Directions and Hazards — A Road less travelled
The most accessible mud volcanoes on the Makran Range are the Chandargup family. In order to get there, one has to take a left from the Makran Coastal Highway (MCH), approximately 35 kilometres before the Aghore post at river Hingol. The area lies within the limits of the Hingol National Park and the management has erected a concrete sign to mark the path to the mud volcanoes, the largest of which is visible from the highway. The path is a series of dirt tracks which are only navigable in a 4x4 vehicle. Initially, we had considered trekking the 10 kilometre track from the MCH to Chandargup and back again. The idea was abandoned after we were told about the sand flies. These tiny, winged gnats seek exposed skin and their bites leave large, red itchy bumps that may turn into a rash. Sandflies are known to carry a host of viruses and people are known to have died from complications arising from sand fly bites. It is strongly recommended that all would-be adventurists proceed when they are completely prepared as far as vehicles, equipment and physical condition is concerned. The area is completely isolated from civilisation and the chances of any rescue are virtually zero. Cell phones are also useless as there are no signals for more than 50 kilometres in any direction.
While the hazards might put you off the journey, the view from the top of the volcano makes the effort well worth it. The 300ft high peak provides an excellent vantage point for viewing both the coastal highway and the Arabian Sea, which is barely 5 kilometres away. As it was not the peak activity season, when we visited, the discharge of mud was low but there was visible moisture and mud on the surface of the crater. A flag or two, some coconut shells, a few plastic bottles, blackened make-shift stoves and some dried up tire tracks in the parched mud were the only reminders of the Hindu pilgrims and adventurists who visit the site.

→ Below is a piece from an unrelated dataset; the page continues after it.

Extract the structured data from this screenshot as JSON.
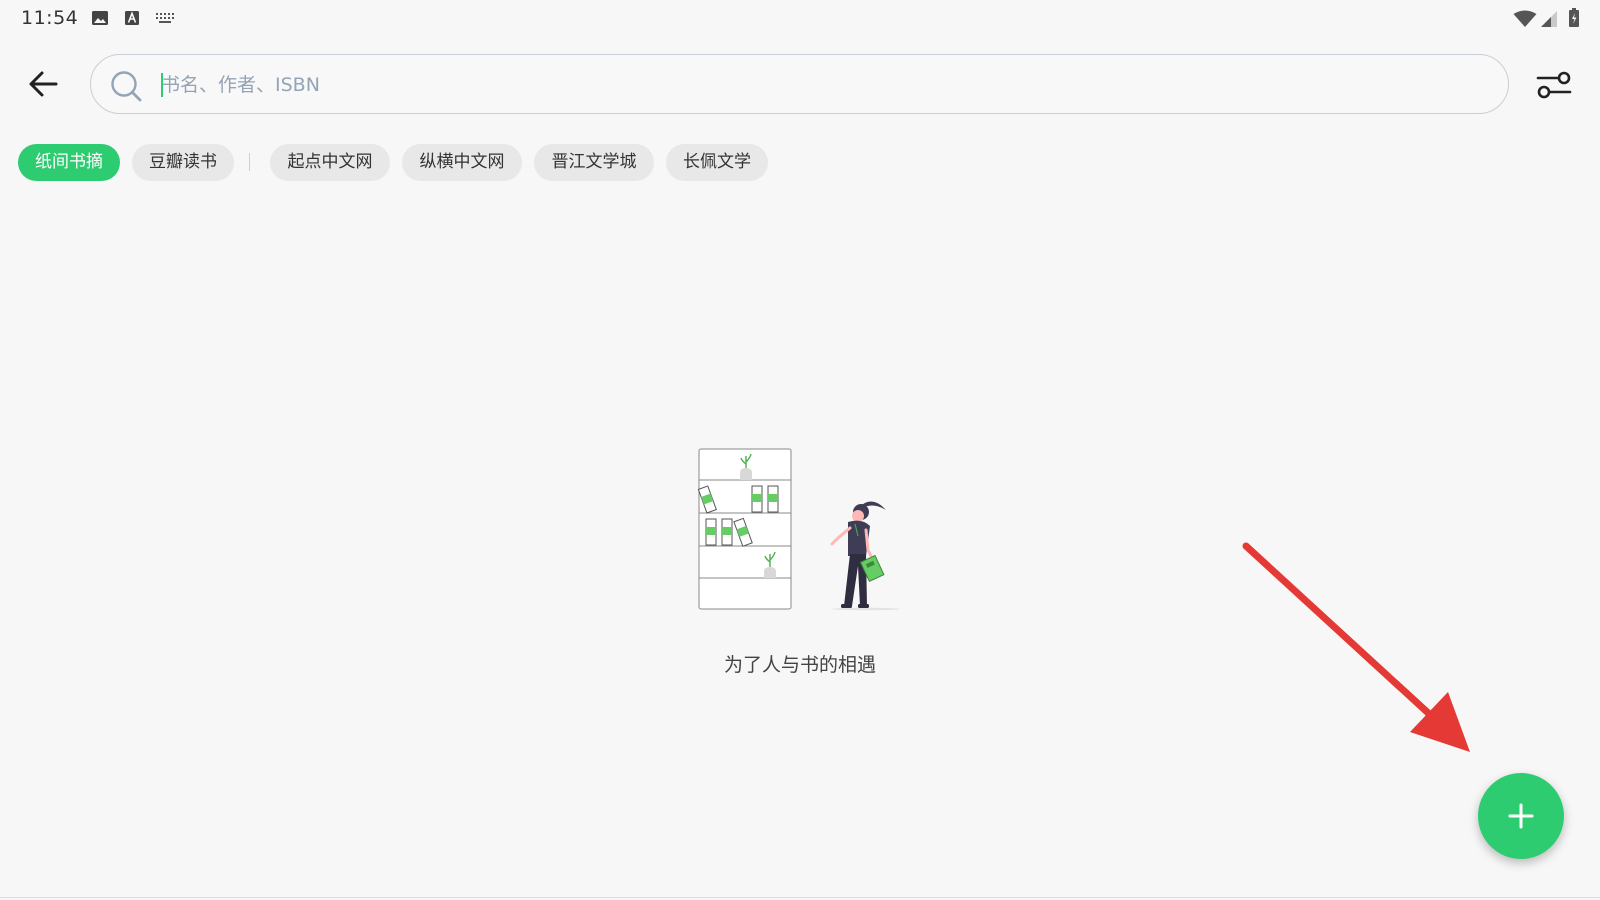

Mud volcanoes hold clues to our underground mineral resources, not to mention important geological and seismic information. They are also a potential tourist attraction not only for the Hindu devotees but also for any adventure junkie. Their formation and scientific studies carried out in the area, have proved the presence of huge deposits of methane underneath the surface. Unfortunately, the gas deposits are in a solid form called methane hydrates. Science has not yet figured out a way of extracting methane from this form in a controlled manner. Perhaps in the future, the mud volcanoes might answer Pakistan’s energy needs.
Published in The Express Tribune, Sunday Magazine, February 24th, 2013.